Three camera moves that hold for 10–15s
One continuous shot, no cuts. Put the move at the very front of the prompt and assign it time. Three structures survive the duration:
1. God's-eye descent. 0–3s drop through cloud, 3–8s punch out into a city reveal, 8–15s slow push past a midground colossus toward the army and storm behind it.
2. Low-angle follow (mortal's view). 0–5s ground-level up-look, a mech foot slams and cracks the earth; 5–10s tilt up and pull back to reveal the whole body and the legion behind it; 10–15s a slow lateral drift past the burning city through the joints.
3. Lateral reveal (the scroll). 0–4s skim a wall or ridge left-to-right, details flicking past; 4–10s pull back while moving to open the full army and smoke; 10–15s settle on the wide — empire in the sandstorm, a tiny sun.
The bilingual prompt blueprint
Author in English, but keep the Chinese keys — on a model trained heavily on Chinese captions, they pull weight that a pure-English translation loses. Fill the braces, keep it one continuous shot, stay well under the character limit.
[镜头运动与节奏 / Camera move + timing]: {one continuous shot, NO cuts. e.g. descend through cloud at 0-3s, punch through, then slow push around the city for 12s, no cut}
[环境与氛围 / Environment + mood]: {vast ancient megacity in a red sandstorm, countless smoke columns linking earth to sky, grim epic atmosphere}
[主体与多层运动 / Subject + layered motion]:
- 前景 / Foreground: {dust, ash, embers streak past fast, motion blur}
- 中景 / Midground: {marching bronze colossus legions, heavy footfalls, armor catching light}
- 背景 / Background: {endless spires and floating fortresses, fading in the sand haze}
- 天空 / Sky: {churning ochre sand-cloud, golden god-rays through the cracks, beams drifting slowly}
[光线与特效 / Light + FX]: side-backlight rims the colossus in gold, armor glows faint red sigils, dust motes sparkle in the beams.

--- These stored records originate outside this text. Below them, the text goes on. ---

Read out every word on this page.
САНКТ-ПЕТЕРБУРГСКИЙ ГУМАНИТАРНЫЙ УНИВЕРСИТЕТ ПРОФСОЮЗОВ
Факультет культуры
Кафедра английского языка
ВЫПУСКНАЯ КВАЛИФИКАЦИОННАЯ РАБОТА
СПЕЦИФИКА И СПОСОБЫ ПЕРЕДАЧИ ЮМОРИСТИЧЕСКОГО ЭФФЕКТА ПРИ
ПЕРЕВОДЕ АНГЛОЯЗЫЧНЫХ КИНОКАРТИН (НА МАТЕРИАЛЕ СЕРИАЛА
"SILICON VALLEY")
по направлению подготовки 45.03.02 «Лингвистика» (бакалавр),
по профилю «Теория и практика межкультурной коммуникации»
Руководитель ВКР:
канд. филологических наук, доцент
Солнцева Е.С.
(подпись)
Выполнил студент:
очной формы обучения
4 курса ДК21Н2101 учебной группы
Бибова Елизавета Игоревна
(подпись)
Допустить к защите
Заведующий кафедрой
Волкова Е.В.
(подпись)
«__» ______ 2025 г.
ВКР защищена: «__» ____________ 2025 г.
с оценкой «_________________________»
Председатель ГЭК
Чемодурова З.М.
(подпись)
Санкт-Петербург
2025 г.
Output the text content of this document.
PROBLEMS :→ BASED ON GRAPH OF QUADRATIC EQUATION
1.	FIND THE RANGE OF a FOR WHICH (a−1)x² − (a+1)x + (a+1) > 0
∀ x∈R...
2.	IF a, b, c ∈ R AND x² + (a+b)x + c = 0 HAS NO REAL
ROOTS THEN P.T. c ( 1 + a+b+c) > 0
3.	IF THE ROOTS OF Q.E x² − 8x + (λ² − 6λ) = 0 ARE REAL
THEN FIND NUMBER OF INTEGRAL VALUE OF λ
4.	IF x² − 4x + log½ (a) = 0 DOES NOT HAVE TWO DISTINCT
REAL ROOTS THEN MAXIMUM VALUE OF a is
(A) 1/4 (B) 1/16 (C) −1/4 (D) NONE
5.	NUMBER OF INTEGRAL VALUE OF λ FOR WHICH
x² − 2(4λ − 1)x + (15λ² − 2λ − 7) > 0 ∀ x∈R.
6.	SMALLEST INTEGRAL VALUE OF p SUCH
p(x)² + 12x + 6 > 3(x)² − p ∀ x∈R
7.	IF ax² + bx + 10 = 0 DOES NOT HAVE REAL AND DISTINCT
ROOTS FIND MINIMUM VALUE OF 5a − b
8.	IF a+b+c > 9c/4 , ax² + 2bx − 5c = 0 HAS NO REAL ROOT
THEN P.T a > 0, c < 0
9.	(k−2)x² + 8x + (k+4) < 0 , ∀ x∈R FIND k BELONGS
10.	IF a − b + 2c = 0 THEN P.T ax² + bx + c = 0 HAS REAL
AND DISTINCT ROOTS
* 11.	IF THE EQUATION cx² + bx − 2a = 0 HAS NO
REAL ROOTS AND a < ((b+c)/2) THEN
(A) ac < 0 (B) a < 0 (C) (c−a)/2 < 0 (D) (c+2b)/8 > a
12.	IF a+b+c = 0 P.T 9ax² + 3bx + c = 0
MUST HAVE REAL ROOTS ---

[画质要求 / Quality]: cinematic, ARRI ALEXA 65, ultra-wide, vertical 9:16, layered depth of field, high detail, 4K.Failure diagnosis
| SYMPTOM | FIX THE IMAGE | FIX THE PROMPT |
|---|---|---|
| Too small, not epic | Push subject to midground, force ≥40%, wide-angle in close | “ultra-wide, close, exaggerated perspective, subject fills frame” |
| Subject deforms, multi-arm | One complete character only, no turnarounds | “keep exact original form, no deformation, single entity” |
| Twitchy, conflicting motion | Make the still's elements share one direction | Simplify to 1–2 global directions: “all elements drift right” |
| Text / arrow / UI residue | Repaint clean in AI or PS — remove every mark | No prompt fixes this. The source must be clean. |
| Random cuts, axis jumps | No image change needed | One continuous shot only; use “continues / meanwhile,” never “then cut” |
| Mushy, oil-painting look | Raise source to 1920×3360+, keep it sharp | “extreme detail, sharp focus, no blur, crisp texture” |
The whole SOP in one breath: build the annotated board (eyes only) → generate a clean 9:16 source from it in Midjourney/SD with the board as a 0.6–0.8 reference and "no text, no arrows, no UI" in the prompt → grade and sharpen to 1080×1920+ → write the move-first bilingual prompt → generate in Pippit at low-to-mid motion → review for text residue and deformation first, scale and stability second. Every shortcut costs more time than it saves. Do it once, properly.